The inter-faith bridge-building debate will take place through an interactive dialogue between lay and religious leaders on World Human Rights Day 2018 from 14:00 to 17:00 at the United Nations Office in Geneva in room XXV. WCC general secretary Rev. Dr Olav Fykse Tveit will deliver the opening address after introductory remarks by the moderator Ambassador Jazairy of the Geneva Centre.
The panel will build on previous initiatives taken by the Geneva Centre and its partners on the interface between education and equal citizenship rights. The panel will include leaders of the Christian, Jewish, Muslim and Hindu faiths and other experts on peace education.
‘Ignorance that creates fear of the other’
“It is an attempt to remove in children the veil of ignorance which creates the fear of the Other,” said Jazairy, noting that this approach should not be limited to young people, but also applied to adults.
“It is in this way that we feel we can promote diversity,” he said. “What we want is to teach at the school level that there is a convergence in values between world religions and also with secular leadership.”
He said that there is too much emphasis for political reasons in the context of populism and xenophobia that is put on the differences between religions and creeds.
“We want to say first that all the main world religions converge to bring out the same space” in which civilized activity should take place.
“And secondly that religions need not and should not be seen as a problem, but as the beginning on an element of the solution which can be found together with secular leadership,” said Jazairy.
The common space should be used, “as a launching pad for a new, a strong, and powerful idea,” that of “equal and inclusive citizenships rights”.
Jazairy stated that secularity used with identity-driven nationalism can lead to “exclusive secularism and to the doom of society and nations”.
“Secularity added to interaction with all stakeholders as emphasized by the UN SDGs (Sustainable Development Goals) particularly item 17.16 of the SDGS, on the contrary, can deliver a notion of diversity in unity which could be celebrated, and which would be the gateway to peace,” he observed.
The list of speakers:
- Monsignor Indunil Janakaratne, Undersecretary of the Pontifical Council for Interreligious Dialogue;
- Professor Anantanand Rambachan, Professor of Religion at St.
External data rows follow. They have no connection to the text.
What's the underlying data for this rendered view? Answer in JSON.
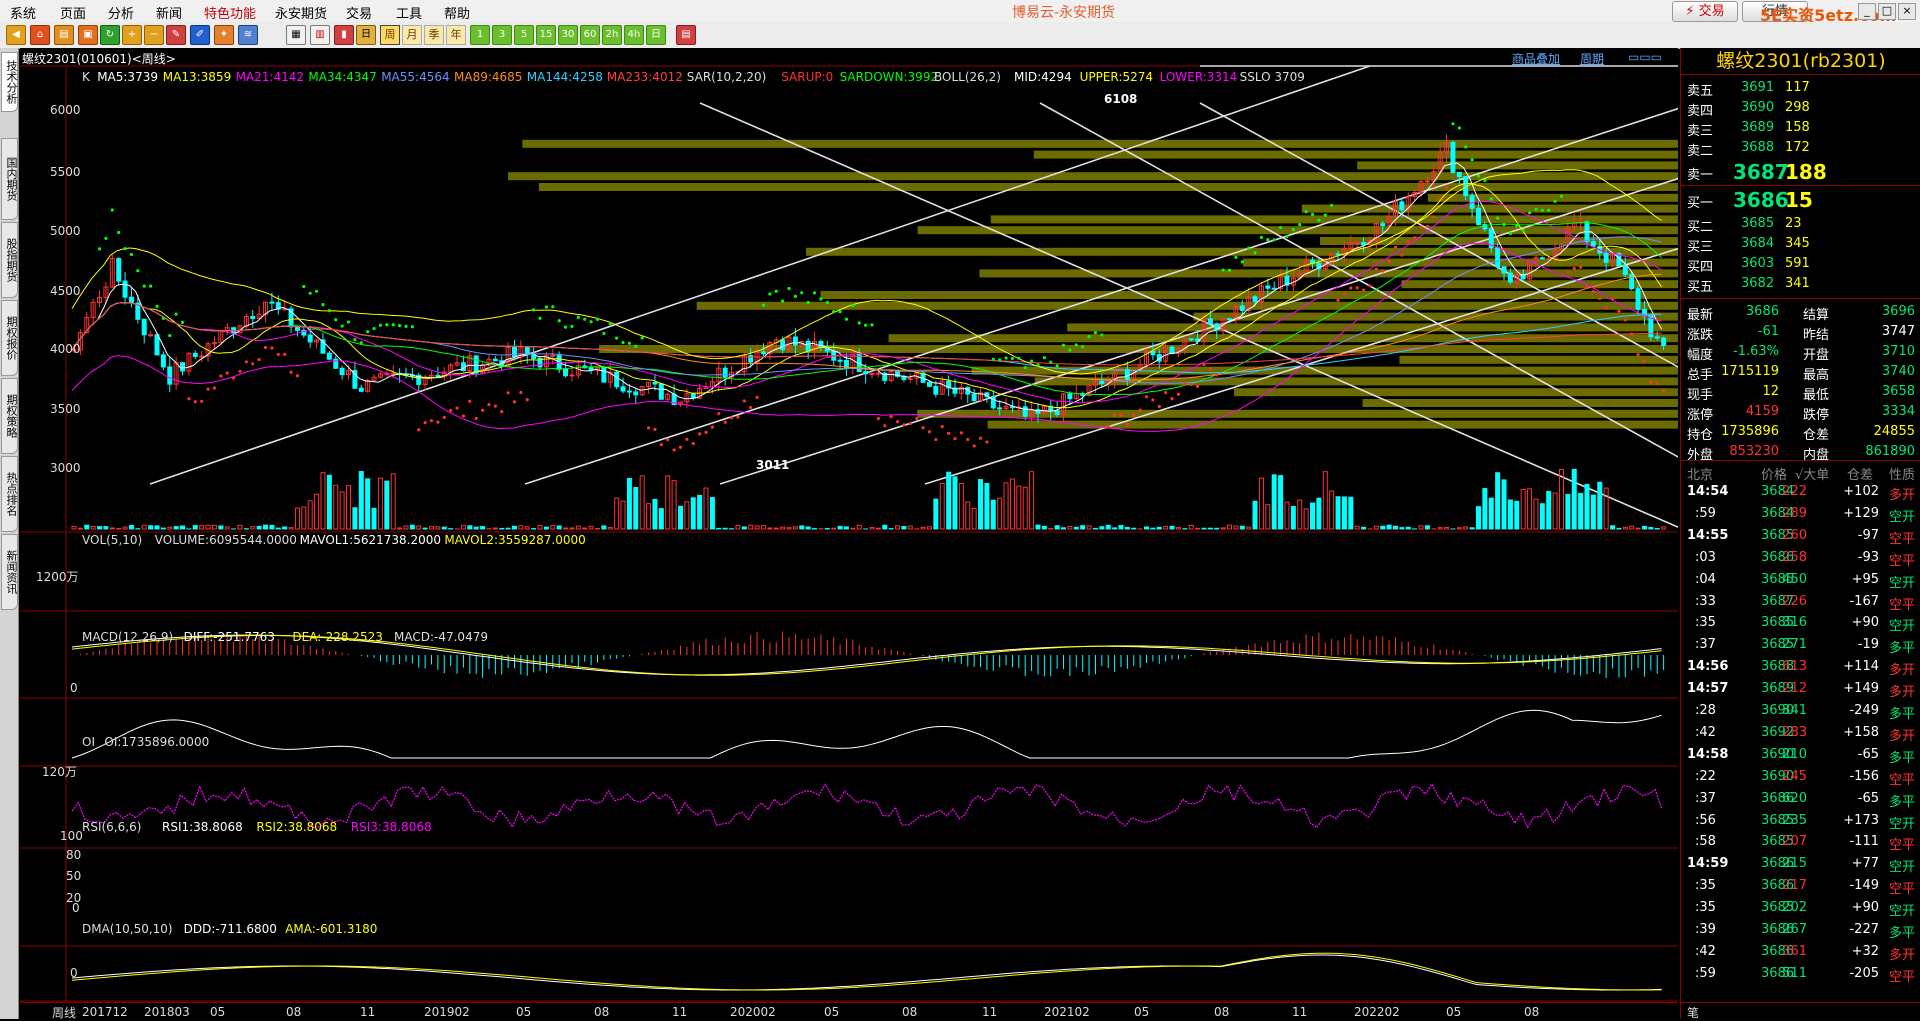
{
  "menu": {
    "items": [
      "系统",
      "页面",
      "分析",
      "新闻",
      "特色功能",
      "永安期货",
      "交易",
      "工具",
      "帮助"
    ],
    "title": "博易云-永安期货",
    "trade_label": "⚡ 交易",
    "hangqing_label": "行情",
    "watermark": "5E实资5etz.com"
  },
  "toolbar": {
    "period_labels": [
      "周",
      "月",
      "季",
      "年"
    ],
    "number_labels": [
      "1",
      "3",
      "5",
      "15",
      "30",
      "60",
      "2h",
      "4h",
      "日"
    ]
  },
  "left_tabs": [
    "技术分析",
    "国内期货",
    "股指期货",
    "期权报价",
    "期权策略",
    "热点排名",
    "新闻资讯"
  ],
  "chart": {
    "header_title": "螺纹2301(010601)<周线>",
    "header_links": [
      "商品叠加",
      "周期"
    ],
    "indicator_main": [
      {
        "text": "K",
        "color": "#dddddd"
      },
      {
        "text": "MA5:3739",
        "color": "#ffffff"
      },
      {
        "text": "MA13:3859",
        "color": "#ffff00"
      },
      {
        "text": "MA21:4142",
        "color": "#ff00ff"
      },
      {
        "text": "MA34:4347",
        "color": "#00ff00"
      },
      {
        "text": "MA55:4564",
        "color": "#6f8fff"
      },
      {
        "text": "MA89:4685",
        "color": "#ff8c1a"
      },
      {
        "text": "MA144:4258",
        "color": "#33ccff"
      },
      {
        "text": "MA233:4012",
        "color": "#ff4040"
      },
      {
        "text": "SAR(10,2,20)",
        "color": "#dddddd"
      },
      {
        "text": "SARUP:0",
        "color": "#ff3030"
      },
      {
        "text": "SARDOWN:3992",
        "color": "#00ff00"
      },
      {
        "text": "BOLL(26,2)",
        "color": "#dddddd"
      },
      {
        "text": "MID:4294",
        "color": "#ffffff"
      },
      {
        "text": "UPPER:5274",
        "color": "#ffff00"
      },
      {
        "text": "LOWER:3314",
        "color": "#ff00ff"
      },
      {
        "text": "SSLO 3709",
        "color": "#dddddd"
      }
    ],
    "indicator_vol": [
      {
        "text": "VOL(5,10)",
        "color": "#dddddd"
      },
      {
        "text": "VOLUME:6095544.0000",
        "color": "#dddddd"
      },
      {
        "text": "MAVOL1:5621738.2000",
        "color": "#ffffff"
      },
      {
        "text": "MAVOL2:3559287.0000",
        "color": "#ffff00"
      }
    ],
    "indicator_macd": [
      {
        "text": "MACD(12,26,9)",
        "color": "#dddddd"
      },
      {
        "text": "DIFF:-251.7763",
        "color": "#ffffff"
      },
      {
        "text": "DEA:-228.2523",
        "color": "#ffff00"
      },
      {
        "text": "MACD:-47.0479",
        "color": "#dddddd"
      }
    ],
    "indicator_oi": [
      {
        "text": "OI",
        "color": "#dddddd"
      },
      {
        "text": "OI:1735896.0000",
        "color": "#dddddd"
      }
    ],
    "indicator_rsi": [
      {
        "text": "RSI(6,6,6)",
        "color": "#dddddd"
      },
      {
        "text": "RSI1:38.8068",
        "color": "#ffffff"
      },
      {
        "text": "RSI2:38.8068",
        "color": "#ffff00"
      },
      {
        "text": "RSI3:38.8068",
        "color": "#ff00ff"
      }
    ],
    "indicator_dma": [
      {
        "text": "DMA(10,50,10)",
        "color": "#dddddd"
      },
      {
        "text": "DDD:-711.6800",
        "color": "#ffffff"
      },
      {
        "text": "AMA:-601.3180",
        "color": "#ffff00"
      }
    ],
    "price_axis": [
      "6000",
      "5500",
      "5000",
      "4500",
      "4000",
      "3500",
      "3000"
    ],
    "vol_axis": "1200万",
    "macd_axis": "0",
    "oi_axis": "120万",
    "rsi_axis": [
      "100",
      "80",
      "50",
      "20",
      "0"
    ],
    "dma_axis": "0",
    "high_marker": "6108",
    "low_marker": "3011",
    "time_axis_label": "周线",
    "time_axis": [
      "201712",
      "201803",
      "05",
      "08",
      "11",
      "201902",
      "05",
      "08",
      "11",
      "202002",
      "05",
      "08",
      "11",
      "202102",
      "05",
      "08",
      "11",
      "202202",
      "05",
      "08"
    ]
  },
  "quote": {
    "title": "螺纹2301(rb2301)",
    "asks": [
      {
        "label": "卖五",
        "price": "3691",
        "vol": "117"
      },
      {
        "label": "卖四",
        "price": "3690",
        "vol": "298"
      },
      {
        "label": "卖三",
        "price": "3689",
        "vol": "158"
      },
      {
        "label": "卖二",
        "price": "3688",
        "vol": "172"
      },
      {
        "label": "卖一",
        "price": "3687",
        "vol": "188"
      }
    ],
    "bids": [
      {
        "label": "买一",
        "price": "3686",
        "vol": "15"
      },
      {
        "label": "买二",
        "price": "3685",
        "vol": "23"
      },
      {
        "label": "买三",
        "price": "3684",
        "vol": "345"
      },
      {
        "label": "买四",
        "price": "3603",
        "vol": "591"
      },
      {
        "label": "买五",
        "price": "3682",
        "vol": "341"
      }
    ],
    "stats": [
      {
        "l1": "最新",
        "v1": "3686",
        "c1": "#00e676",
        "l2": "结算",
        "v2": "3696",
        "c2": "#00e676"
      },
      {
        "l1": "涨跌",
        "v1": "-61",
        "c1": "#00e676",
        "l2": "昨结",
        "v2": "3747",
        "c2": "#ffffff"
      },
      {
        "l1": "幅度",
        "v1": "-1.63%",
        "c1": "#00e676",
        "l2": "开盘",
        "v2": "3710",
        "c2": "#00e676"
      },
      {
        "l1": "总手",
        "v1": "1715119",
        "c1": "#ffff00",
        "l2": "最高",
        "v2": "3740",
        "c2": "#00e676"
      },
      {
        "l1": "现手",
        "v1": "12",
        "c1": "#ffff00",
        "l2": "最低",
        "v2": "3658",
        "c2": "#00e676"
      },
      {
        "l1": "涨停",
        "v1": "4159",
        "c1": "#ff3232",
        "l2": "跌停",
        "v2": "3334",
        "c2": "#00e676"
      },
      {
        "l1": "持仓",
        "v1": "1735896",
        "c1": "#ffff00",
        "l2": "仓差",
        "v2": "24855",
        "c2": "#ffff00"
      },
      {
        "l1": "外盘",
        "v1": "853230",
        "c1": "#ff3232",
        "l2": "内盘",
        "v2": "861890",
        "c2": "#00e676"
      }
    ],
    "tick_header": [
      "北京",
      "价格",
      "√大单",
      "仓差",
      "性质"
    ],
    "ticks": [
      {
        "time": "14:54",
        "price": "3684",
        "vol": "222",
        "vc": "#ff3232",
        "diff": "+102",
        "nature": "多开",
        "nc": "#ff3232"
      },
      {
        "time": ":59",
        "price": "3684",
        "vol": "289",
        "vc": "#ff3232",
        "diff": "+129",
        "nature": "空开",
        "nc": "#00e676"
      },
      {
        "time": "14:55",
        "price": "3685",
        "vol": "260",
        "vc": "#ff3232",
        "diff": "-97",
        "nature": "空平",
        "nc": "#ff3232"
      },
      {
        "time": ":03",
        "price": "3686",
        "vol": "258",
        "vc": "#ff3232",
        "diff": "-93",
        "nature": "空平",
        "nc": "#ff3232"
      },
      {
        "time": ":04",
        "price": "3685",
        "vol": "450",
        "vc": "#00e676",
        "diff": "+95",
        "nature": "空开",
        "nc": "#00e676"
      },
      {
        "time": ":33",
        "price": "3687",
        "vol": "226",
        "vc": "#ff3232",
        "diff": "-167",
        "nature": "空平",
        "nc": "#ff3232"
      },
      {
        "time": ":35",
        "price": "3685",
        "vol": "316",
        "vc": "#00e676",
        "diff": "+90",
        "nature": "空开",
        "nc": "#00e676"
      },
      {
        "time": ":37",
        "price": "3685",
        "vol": "271",
        "vc": "#00e676",
        "diff": "-19",
        "nature": "多平",
        "nc": "#00e676"
      },
      {
        "time": "14:56",
        "price": "3688",
        "vol": "613",
        "vc": "#ff3232",
        "diff": "+114",
        "nature": "多开",
        "nc": "#ff3232"
      },
      {
        "time": "14:57",
        "price": "3689",
        "vol": "212",
        "vc": "#ff3232",
        "diff": "+149",
        "nature": "多开",
        "nc": "#ff3232"
      },
      {
        "time": ":28",
        "price": "3690",
        "vol": "341",
        "vc": "#00e676",
        "diff": "-249",
        "nature": "多平",
        "nc": "#00e676"
      },
      {
        "time": ":42",
        "price": "3692",
        "vol": "283",
        "vc": "#ff3232",
        "diff": "+158",
        "nature": "多开",
        "nc": "#ff3232"
      },
      {
        "time": "14:58",
        "price": "3690",
        "vol": "210",
        "vc": "#00e676",
        "diff": "-65",
        "nature": "多平",
        "nc": "#00e676"
      },
      {
        "time": ":22",
        "price": "3690",
        "vol": "245",
        "vc": "#ff3232",
        "diff": "-156",
        "nature": "空平",
        "nc": "#ff3232"
      },
      {
        "time": ":37",
        "price": "3686",
        "vol": "620",
        "vc": "#00e676",
        "diff": "-65",
        "nature": "多平",
        "nc": "#00e676"
      },
      {
        "time": ":56",
        "price": "3685",
        "vol": "235",
        "vc": "#00e676",
        "diff": "+173",
        "nature": "空开",
        "nc": "#00e676"
      },
      {
        "time": ":58",
        "price": "3685",
        "vol": "207",
        "vc": "#ff3232",
        "diff": "-111",
        "nature": "空平",
        "nc": "#ff3232"
      },
      {
        "time": "14:59",
        "price": "3686",
        "vol": "215",
        "vc": "#00e676",
        "diff": "+77",
        "nature": "空开",
        "nc": "#00e676"
      },
      {
        "time": ":35",
        "price": "3686",
        "vol": "217",
        "vc": "#ff3232",
        "diff": "-149",
        "nature": "空平",
        "nc": "#ff3232"
      },
      {
        "time": ":35",
        "price": "3685",
        "vol": "202",
        "vc": "#00e676",
        "diff": "+90",
        "nature": "空开",
        "nc": "#00e676"
      },
      {
        "time": ":39",
        "price": "3686",
        "vol": "267",
        "vc": "#00e676",
        "diff": "-227",
        "nature": "多平",
        "nc": "#00e676"
      },
      {
        "time": ":42",
        "price": "3686",
        "vol": "361",
        "vc": "#ff3232",
        "diff": "+32",
        "nature": "多开",
        "nc": "#ff3232"
      },
      {
        "time": ":59",
        "price": "3686",
        "vol": "511",
        "vc": "#00e676",
        "diff": "-205",
        "nature": "空平",
        "nc": "#ff3232"
      }
    ],
    "bottom_tab": "笔"
  }
}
Olaf College (US);
- Professor Majeda Omar, Associate Professor of Contemporary Western Philosophy at the University of Jordan, former Director of the Royal Institute for Inter-Faith Studies of Jordan;
- Dr. Debbie Weissman, Former President of the International Council of Christians and Jews. Author of “Memoirs of a Hopeful Pessimist: A Life of Activism through Dialogue”;
- Ms. Maria Lucia Uribe, Director of Arigatou International Geneva - Ethics Education for Children;
- Mr. Renato Opertti, Senior Programme Specialist, IBE-UNESCO;
- Ms. Beris Gwynne, Founder and Managing Director of Incitare. Former Australian diplomat and aid official and NGO Executive;
- Mr. Jan-Willem Bult, Head of Children & Youth Media and Chief Editor of WADADA News for Kids.